Para lá do imenso escrúpulo desta escrita, usando sempre de contenção, enquanto estima a língua e a combina num apuro sedutor, Almeida Faria não radicaliza a expressão futilmente, não tenta esmagar o leitor com recurso a excessos ‘atabafantes’. Tratando o leitor como um igual, e o seu tempo como se fosse de facto um bem limitado e inestimável, combina o lirismo e a ironia, a sensualidade e a lucidez, e é, sobretudo, um dos muito raros romancistas que, entre nós, realmente parecem convictos do valor da ficção, de modo a que o mundo que reflectem seja mais do que uma simples distorção, ou “desestabilização superficial dos factos”. James Wood estabelece esta diferença num ensaio a propósito de W.G. Sebald recolhido em “A Herança Perdida” (Quetzal, 2012).
Sem querer estabelecer um paralelo com aquele autor, é importante notar como o mundo contemporâneo só entra na ficção de Almeida Faria enquanto sonho. O que parecem simples factos tornam-se elementos indecifráveis.
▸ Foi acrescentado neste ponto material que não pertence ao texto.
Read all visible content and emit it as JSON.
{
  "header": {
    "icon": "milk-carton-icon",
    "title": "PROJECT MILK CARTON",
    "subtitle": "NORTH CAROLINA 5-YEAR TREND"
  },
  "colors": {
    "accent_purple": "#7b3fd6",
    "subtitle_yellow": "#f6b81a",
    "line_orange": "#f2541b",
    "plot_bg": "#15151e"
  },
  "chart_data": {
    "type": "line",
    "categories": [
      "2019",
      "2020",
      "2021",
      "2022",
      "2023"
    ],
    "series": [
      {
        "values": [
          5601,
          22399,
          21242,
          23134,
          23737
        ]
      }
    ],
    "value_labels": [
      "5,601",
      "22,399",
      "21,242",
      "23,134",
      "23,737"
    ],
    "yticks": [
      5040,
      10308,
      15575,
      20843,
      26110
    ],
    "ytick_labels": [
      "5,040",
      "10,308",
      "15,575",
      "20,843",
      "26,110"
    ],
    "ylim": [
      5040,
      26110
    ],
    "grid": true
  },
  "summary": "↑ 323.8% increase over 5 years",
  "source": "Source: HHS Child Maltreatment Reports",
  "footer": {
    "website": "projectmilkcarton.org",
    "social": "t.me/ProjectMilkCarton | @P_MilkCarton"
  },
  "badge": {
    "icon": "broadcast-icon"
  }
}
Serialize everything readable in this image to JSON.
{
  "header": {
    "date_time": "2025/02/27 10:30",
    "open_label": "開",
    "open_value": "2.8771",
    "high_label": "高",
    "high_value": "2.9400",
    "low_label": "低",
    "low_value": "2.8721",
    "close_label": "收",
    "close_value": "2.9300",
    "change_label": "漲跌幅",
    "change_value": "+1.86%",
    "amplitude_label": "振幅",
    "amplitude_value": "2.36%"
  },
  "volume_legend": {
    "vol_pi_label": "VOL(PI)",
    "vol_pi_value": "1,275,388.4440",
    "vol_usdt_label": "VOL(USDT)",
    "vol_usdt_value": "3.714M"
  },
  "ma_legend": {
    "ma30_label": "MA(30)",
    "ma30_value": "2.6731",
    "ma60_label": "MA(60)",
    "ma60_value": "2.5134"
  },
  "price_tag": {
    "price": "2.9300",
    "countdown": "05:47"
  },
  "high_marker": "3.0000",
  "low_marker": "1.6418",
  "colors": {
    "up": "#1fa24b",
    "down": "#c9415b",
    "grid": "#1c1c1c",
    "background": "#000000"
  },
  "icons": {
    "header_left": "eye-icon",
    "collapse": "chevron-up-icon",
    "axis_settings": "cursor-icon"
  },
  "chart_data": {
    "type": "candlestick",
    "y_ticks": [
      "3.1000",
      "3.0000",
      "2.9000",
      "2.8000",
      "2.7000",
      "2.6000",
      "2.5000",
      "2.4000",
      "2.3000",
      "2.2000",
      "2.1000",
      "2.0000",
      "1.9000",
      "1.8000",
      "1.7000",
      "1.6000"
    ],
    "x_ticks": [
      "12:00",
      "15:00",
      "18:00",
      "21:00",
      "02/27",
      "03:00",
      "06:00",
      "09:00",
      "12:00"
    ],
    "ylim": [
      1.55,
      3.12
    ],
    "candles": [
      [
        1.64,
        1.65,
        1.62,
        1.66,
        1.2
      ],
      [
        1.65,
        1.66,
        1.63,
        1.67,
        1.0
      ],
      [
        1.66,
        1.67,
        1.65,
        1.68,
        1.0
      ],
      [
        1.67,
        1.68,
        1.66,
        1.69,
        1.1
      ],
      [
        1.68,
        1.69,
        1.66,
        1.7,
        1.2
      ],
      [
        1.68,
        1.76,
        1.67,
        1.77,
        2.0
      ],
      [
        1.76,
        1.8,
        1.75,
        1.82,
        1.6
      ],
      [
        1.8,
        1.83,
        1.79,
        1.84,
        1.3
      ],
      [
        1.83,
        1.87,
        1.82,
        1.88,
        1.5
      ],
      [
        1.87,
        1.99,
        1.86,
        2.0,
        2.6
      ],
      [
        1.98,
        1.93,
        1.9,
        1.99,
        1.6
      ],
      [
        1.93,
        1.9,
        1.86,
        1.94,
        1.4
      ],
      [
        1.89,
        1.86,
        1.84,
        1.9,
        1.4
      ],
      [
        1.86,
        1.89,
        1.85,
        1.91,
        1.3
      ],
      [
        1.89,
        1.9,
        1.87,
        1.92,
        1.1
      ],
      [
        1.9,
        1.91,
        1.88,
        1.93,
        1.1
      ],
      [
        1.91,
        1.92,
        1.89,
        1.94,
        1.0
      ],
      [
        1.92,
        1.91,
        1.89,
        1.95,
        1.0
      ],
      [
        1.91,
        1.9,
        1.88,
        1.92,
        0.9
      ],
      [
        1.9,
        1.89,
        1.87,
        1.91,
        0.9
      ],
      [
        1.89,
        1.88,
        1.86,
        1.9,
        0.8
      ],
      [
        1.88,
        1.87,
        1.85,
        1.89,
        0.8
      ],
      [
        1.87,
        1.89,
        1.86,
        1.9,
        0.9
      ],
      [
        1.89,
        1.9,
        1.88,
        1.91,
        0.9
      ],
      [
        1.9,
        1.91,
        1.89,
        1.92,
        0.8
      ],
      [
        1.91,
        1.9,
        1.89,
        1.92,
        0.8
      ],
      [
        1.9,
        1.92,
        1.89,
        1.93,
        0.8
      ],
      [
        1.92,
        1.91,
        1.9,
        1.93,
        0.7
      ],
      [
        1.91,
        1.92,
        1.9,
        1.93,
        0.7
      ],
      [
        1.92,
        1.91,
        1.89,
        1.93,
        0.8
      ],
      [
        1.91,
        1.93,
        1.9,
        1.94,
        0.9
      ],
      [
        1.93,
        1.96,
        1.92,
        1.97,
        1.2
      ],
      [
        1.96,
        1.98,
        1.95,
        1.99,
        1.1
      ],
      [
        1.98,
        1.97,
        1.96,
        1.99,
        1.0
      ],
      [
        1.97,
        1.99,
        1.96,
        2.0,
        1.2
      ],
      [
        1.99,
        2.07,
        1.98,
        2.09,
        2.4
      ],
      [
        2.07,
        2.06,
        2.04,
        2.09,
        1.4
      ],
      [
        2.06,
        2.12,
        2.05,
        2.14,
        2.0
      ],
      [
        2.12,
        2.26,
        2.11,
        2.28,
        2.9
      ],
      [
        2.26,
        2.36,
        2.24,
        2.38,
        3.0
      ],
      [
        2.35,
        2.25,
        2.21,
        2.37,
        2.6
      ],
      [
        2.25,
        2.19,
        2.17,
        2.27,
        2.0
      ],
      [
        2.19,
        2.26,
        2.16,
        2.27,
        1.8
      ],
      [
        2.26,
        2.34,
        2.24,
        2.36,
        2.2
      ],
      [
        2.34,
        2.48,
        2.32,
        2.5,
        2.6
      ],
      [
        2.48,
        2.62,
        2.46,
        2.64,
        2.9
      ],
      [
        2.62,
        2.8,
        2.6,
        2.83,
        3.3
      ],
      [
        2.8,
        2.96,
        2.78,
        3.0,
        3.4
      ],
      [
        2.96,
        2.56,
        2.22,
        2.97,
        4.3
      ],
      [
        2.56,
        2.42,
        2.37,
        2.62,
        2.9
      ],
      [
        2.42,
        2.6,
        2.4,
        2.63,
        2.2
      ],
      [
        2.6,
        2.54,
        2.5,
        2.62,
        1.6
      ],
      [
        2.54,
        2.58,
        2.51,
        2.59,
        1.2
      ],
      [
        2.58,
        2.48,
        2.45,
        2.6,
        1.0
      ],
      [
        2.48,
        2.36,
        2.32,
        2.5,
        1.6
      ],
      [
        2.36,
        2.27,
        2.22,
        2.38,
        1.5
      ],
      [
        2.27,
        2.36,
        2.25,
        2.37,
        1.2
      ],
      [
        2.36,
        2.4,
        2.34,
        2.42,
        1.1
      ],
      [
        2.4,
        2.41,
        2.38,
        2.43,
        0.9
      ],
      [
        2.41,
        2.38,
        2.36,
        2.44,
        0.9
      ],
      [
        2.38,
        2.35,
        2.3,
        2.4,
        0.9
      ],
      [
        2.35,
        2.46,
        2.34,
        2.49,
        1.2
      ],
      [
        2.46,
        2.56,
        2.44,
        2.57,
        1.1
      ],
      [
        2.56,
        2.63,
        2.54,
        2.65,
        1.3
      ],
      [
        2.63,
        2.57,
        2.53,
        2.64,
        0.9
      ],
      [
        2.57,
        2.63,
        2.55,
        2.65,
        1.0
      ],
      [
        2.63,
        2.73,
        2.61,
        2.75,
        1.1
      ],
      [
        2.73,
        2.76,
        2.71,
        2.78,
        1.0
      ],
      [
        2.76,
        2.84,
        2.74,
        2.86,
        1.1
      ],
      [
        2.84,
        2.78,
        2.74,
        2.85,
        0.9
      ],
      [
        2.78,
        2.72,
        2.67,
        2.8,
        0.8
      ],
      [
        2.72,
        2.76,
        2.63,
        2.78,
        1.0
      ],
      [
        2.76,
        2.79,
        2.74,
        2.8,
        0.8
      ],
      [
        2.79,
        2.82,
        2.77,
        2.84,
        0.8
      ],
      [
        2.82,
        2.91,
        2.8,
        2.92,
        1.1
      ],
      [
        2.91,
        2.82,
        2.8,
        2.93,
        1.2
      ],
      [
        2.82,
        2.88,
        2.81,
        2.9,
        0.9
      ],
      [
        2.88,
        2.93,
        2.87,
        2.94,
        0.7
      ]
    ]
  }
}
Isto coloca-o ainda hoje no campo oposto da literatura que mais escola fez entre nós. É o caso de Lobo Antunes, que tem hoje muitos discípulos mais e menos assumidos, sendo um escritor que há décadas pouco mais tem feito senão tecer longas litanias deslumbradas consigo mesmas, obras que não alcançam esse “absoluto filtrado”. A persistente fraude de que vem escrevendo romances polifónicos revela-se um mero álibi para enquadrar delírios da linguagem, repetitivas encenações de um quotidiano reelaborado segundo um efeito de pura estesia, em que o excesso de pathos apenas serve um reflexo patético do mundo.
Já um escritor como Almeida Faria assume as suas falhas, arrisca ao adoptar a artificialidade que permite que a sua ficção construa uma realidade invisível. Um murmúrio que desequilibra o mundo e o atira para um sonho onde volta a ser possível a sua feroz recriação.